Saturday, April 13

Chess – Theatre Royal Drury Lane

One of the key players in the ‘MegaMusicals’ club of the 1980s, ‘Chess’ was a megahit on both sides of the Atlantic.  Springing from the minds of ABBA geniuses Bjorn Ulvaeus and Benny Andersson, with lyrics by Tim Rice, the musical became of staple of the decade (despite being about a chess tournament being played at the height of the Cold War), with its hugely memorable synth-rock score which included the worldwide smash “I Know Him So Well”.  Now, over 36 years later, the musical is back on the West End at the Theatre Royal Drury Lane, for three performances only.

Set during the height of the political tensions of the 1980s, ‘Chess’ sees the American world champion Freddie Trumper (played here by Joel Harper-Jackson) preparing to defend his title against the Russian challenger Anatoly Sergievsky (Hadley Fraser).  Trumper brings with him his assistant and lover Florence (Samantha Barks), who begins to question her allegiance to one man as she falls for the other.  Things complicate further with the arrival of Anatoly’s wife Svetlana (Frances Mayli McCann), as tensions rise within the quartet, and they begin to question what game is really being played.

Following the Bonnie & Clyde production earlier this year, the Theatre Royal Drury Lane proved once again what a fantastic concert venue it is when ‘Frozen’ takes its nights off, and the venue suits the grandeur of ‘Chess’ brilliantly.  The cavernous space gives the score plenty of room to fill, and the effect is breathtaking.  Performed by the London Musical Theatre Orchestra and conducted by Freddie Tapner), the score sounds full and rich, with 38 talented musicians combining to create something that reminds us just how intricate and layered the score really is.  The experience is further enriched by Ben Cracknell’s lighting design, which brings power at all the right moments (particularly during “Where I Want To Be” and “Anthem”).

Photo: Mark Senior

‘Chess’ is a difficult show to follow if you’re unfamiliar with the material, and this production highlights that further, with some scenes omitted and feeling rushed through, making the story somewhat muddled.  Some unnecessary choreography from the ensemble is more distracting than anything else, and although they’re very good, the addition of dance movement feels out of place.

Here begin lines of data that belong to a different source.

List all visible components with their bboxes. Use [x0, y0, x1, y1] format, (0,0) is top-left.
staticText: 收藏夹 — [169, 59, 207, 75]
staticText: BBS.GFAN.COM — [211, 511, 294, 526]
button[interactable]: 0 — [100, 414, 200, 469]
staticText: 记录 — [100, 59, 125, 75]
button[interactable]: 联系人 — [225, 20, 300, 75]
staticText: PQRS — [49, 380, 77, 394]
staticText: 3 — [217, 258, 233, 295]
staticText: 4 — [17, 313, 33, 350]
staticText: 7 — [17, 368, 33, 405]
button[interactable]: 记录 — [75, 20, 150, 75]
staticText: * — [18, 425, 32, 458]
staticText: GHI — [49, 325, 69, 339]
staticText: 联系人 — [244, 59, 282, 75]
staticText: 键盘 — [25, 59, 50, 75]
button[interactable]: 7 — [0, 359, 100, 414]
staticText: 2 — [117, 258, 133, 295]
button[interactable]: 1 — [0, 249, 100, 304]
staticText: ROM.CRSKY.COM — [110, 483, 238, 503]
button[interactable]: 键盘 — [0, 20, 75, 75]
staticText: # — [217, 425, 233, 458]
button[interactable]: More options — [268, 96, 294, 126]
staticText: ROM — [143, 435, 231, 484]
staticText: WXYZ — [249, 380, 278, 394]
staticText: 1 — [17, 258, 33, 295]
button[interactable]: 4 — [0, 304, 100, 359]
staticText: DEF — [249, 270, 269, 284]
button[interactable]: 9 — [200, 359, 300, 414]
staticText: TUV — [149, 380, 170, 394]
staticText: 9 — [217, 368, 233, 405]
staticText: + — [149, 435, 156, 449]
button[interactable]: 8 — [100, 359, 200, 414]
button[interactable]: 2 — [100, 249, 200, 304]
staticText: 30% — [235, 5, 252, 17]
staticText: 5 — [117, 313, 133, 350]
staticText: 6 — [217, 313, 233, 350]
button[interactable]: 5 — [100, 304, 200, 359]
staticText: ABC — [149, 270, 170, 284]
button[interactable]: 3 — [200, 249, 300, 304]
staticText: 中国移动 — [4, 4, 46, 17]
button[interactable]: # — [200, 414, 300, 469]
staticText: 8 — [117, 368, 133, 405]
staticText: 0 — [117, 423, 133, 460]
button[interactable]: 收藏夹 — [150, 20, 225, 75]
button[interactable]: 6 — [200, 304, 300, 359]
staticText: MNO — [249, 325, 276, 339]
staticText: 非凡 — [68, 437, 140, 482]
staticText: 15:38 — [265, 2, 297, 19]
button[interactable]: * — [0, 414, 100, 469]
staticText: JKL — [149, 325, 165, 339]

The show is also predominantly sung-through, much like many of its 80s counterparts, which again can make the show feel a little inaccessible for those not used to the style. 

But for those audience members wanting to hear the score performed brilliantly in all its orchestral glory, this production is hard to beat.  Not only do the musicians sound terrific, the vocals come from some of the finest talents the West End has to offer.  Fraser makes for a commanding Anatoly, remind us what a truly great voice he has, and closing the first act with an incredible rendition of “Anthem”.  Joel Harper-Jackson is also great as Freddie, putting his rocky pipes to good use and making “Pity The Child” hugely memorable.  Somewhat weaker is Frances Mayli McCann, who sounds pleasant enough, but brings little in the way of acting to her portrayal of Svetlana, with “Someone Else’s Story” coming across more like a Disney Princess ballad.  She is the only performer who feels like a singer in concert rather than a character in a musical and lacks emotional weight.  The standout performance goes to Samantha Barks as Florence, who is simply stunning.  She brings a purity and strength to the role, has fantastic chemistry with Fraser, and sounds divine.  All of those nights as ‘Frozen’s Elsa have given her one heck of a belt, and she puts it to great use.  Her performances of “Nobody’s Side” and “Heaven Help My Heart” are nothing short of perfection, nailing the notes and throwing in a few well-chosen riffs which complement the score as written rather than detracting from it.  Barks really has come so far in her career and this performance really shows just how strong she has become.

As a rare opportunity to hear such an iconic score performed by a full orchestra, ‘Chess’ makes all the right moves, and a mostly strong cast deliver it well, with Barks truly being Queen of this game.  If you can get down to London today, go.

‘Chess’ plays at the Theatre Royal Drury Lane for two more performances on 2nd August 2022. Performance runtime 2 hours 20 minutes including interval.